Specificity and Future Pandemic Preparedness:
CRISPR-Cas systems offer specificity in identifying viral signals in patient samples. CRISPR-Cas detection has been used for identifying SARS-CoV-2 in patient saliva and nasal swabs during the COVID-19 pandemic. The programmability of CRISPR-Cas enzymes enables future pandemic preparedness by adapting to new viral threats.

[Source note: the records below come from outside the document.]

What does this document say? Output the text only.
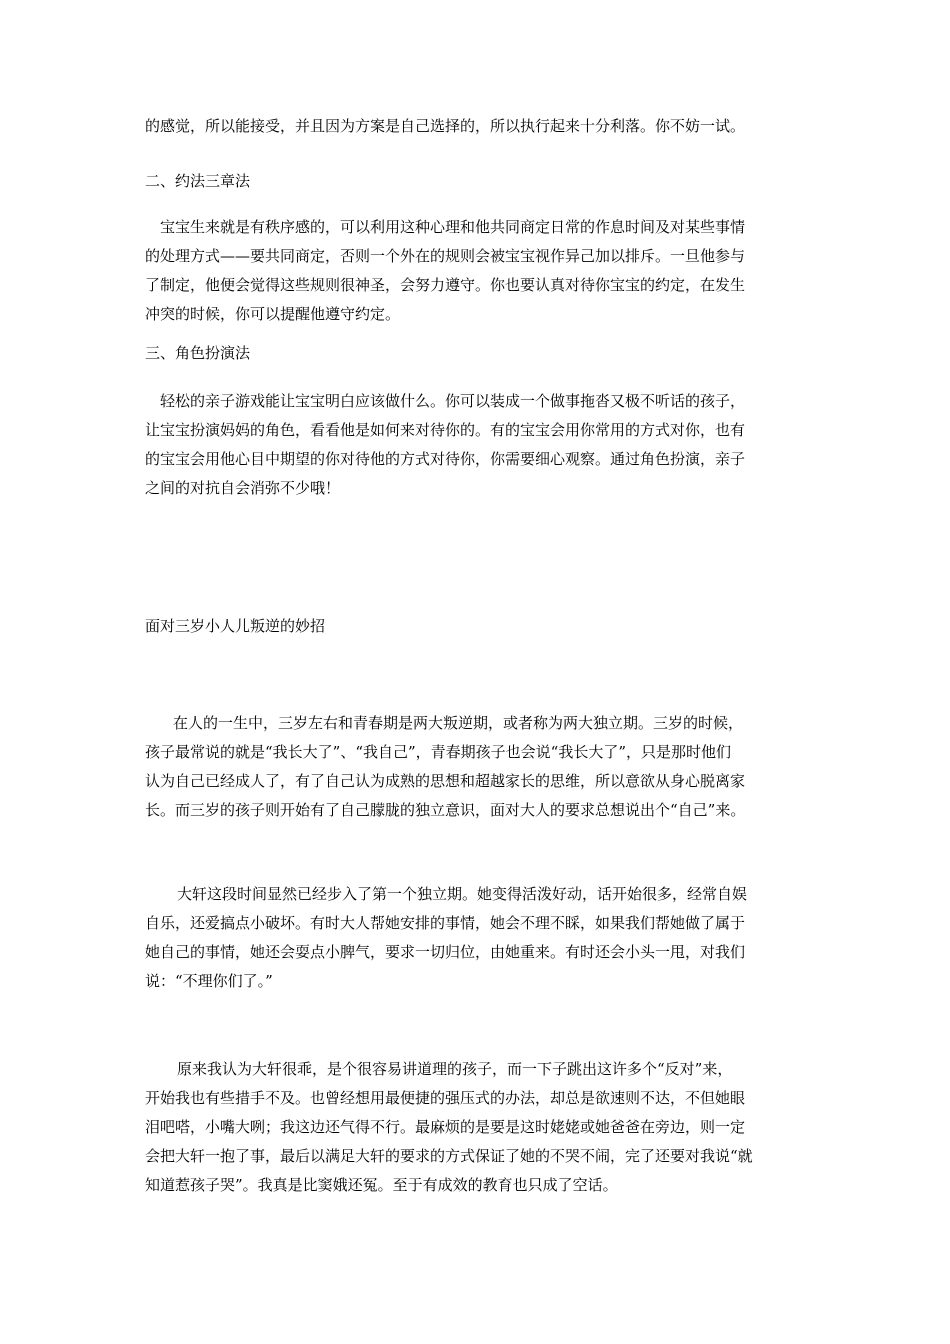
的感觉，所以能接受，并且因为方案是自己选择的，所以执行起来十分利落。你不妨一试。

二、约法三章法

宝宝生来就是有秩序感的，可以利用这种心理和他共同商定日常的作息时间及对某些事情
的处理方式——要共同商定，否则一个外在的规则会被宝宝视作异己加以排斥。一旦他参与
了制定，他便会觉得这些规则很神圣，会努力遵守。你也要认真对待你宝宝的约定，在发生
冲突的时候，你可以提醒他遵守约定。

三、角色扮演法

轻松的亲子游戏能让宝宝明白应该做什么。你可以装成一个做事拖沓又极不听话的孩子，
让宝宝扮演妈妈的角色，看看他是如何来对待你的。有的宝宝会用你常用的方式对你，也有
的宝宝会用他心目中期望的你对待他的方式对待你，你需要细心观察。通过角色扮演，亲子
之间的对抗自会消弥不少哦！

面对三岁小人儿叛逆的妙招

在人的一生中，三岁左右和青春期是两大叛逆期，或者称为两大独立期。三岁的时候，
孩子最常说的就是“我长大了”、“我自己”，青春期孩子也会说“我长大了”，只是那时他们
认为自己已经成人了，有了自己认为成熟的思想和超越家长的思维，所以意欲从身心脱离家
长。而三岁的孩子则开始有了自己朦胧的独立意识，面对大人的要求总想说出个“自己”来。

大轩这段时间显然已经步入了第一个独立期。她变得活泼好动，话开始很多，经常自娱
自乐，还爱搞点小破坏。有时大人帮她安排的事情，她会不理不睬，如果我们帮她做了属于
她自己的事情，她还会耍点小脾气，要求一切归位，由她重来。有时还会小头一甩，对我们
说：“不理你们了。”

原来我认为大轩很乖，是个很容易讲道理的孩子，而一下子跳出这许多个“反对”来，
开始我也有些措手不及。也曾经想用最便捷的强压式的办法，却总是欲速则不达，不但她眼
泪吧嗒，小嘴大咧；我这边还气得不行。最麻烦的是要是这时姥姥或她爸爸在旁边，则一定
会把大轩一抱了事，最后以满足大轩的要求的方式保证了她的不哭不闹，完了还要对我说“就
知道惹孩子哭”。我真是比窦娥还冤。至于有成效的教育也只成了空话。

RNA-Guided Gene Regulation:
RNA-guided gene regulation is fundamental to the function of CRISPR-Cas systems in bacteria. This mechanism also underlies the use of CRISPR-Cas technology for genome editing and other applications.

Delivery and Control:
Delivery and control of CRISPR-Cas9 and related proteins into cells are crucial for genome editing applications, including in human patients. Ongoing research focuses on developing better delivery methods to target specific cell types.

Future Possibilities:
The potential applications of CRISPR-Cas systems are vast and hold promise for solving real-world problems in human health and the environment. Fundamental research will continue to drive advancements in the field, leading to new discoveries and applications.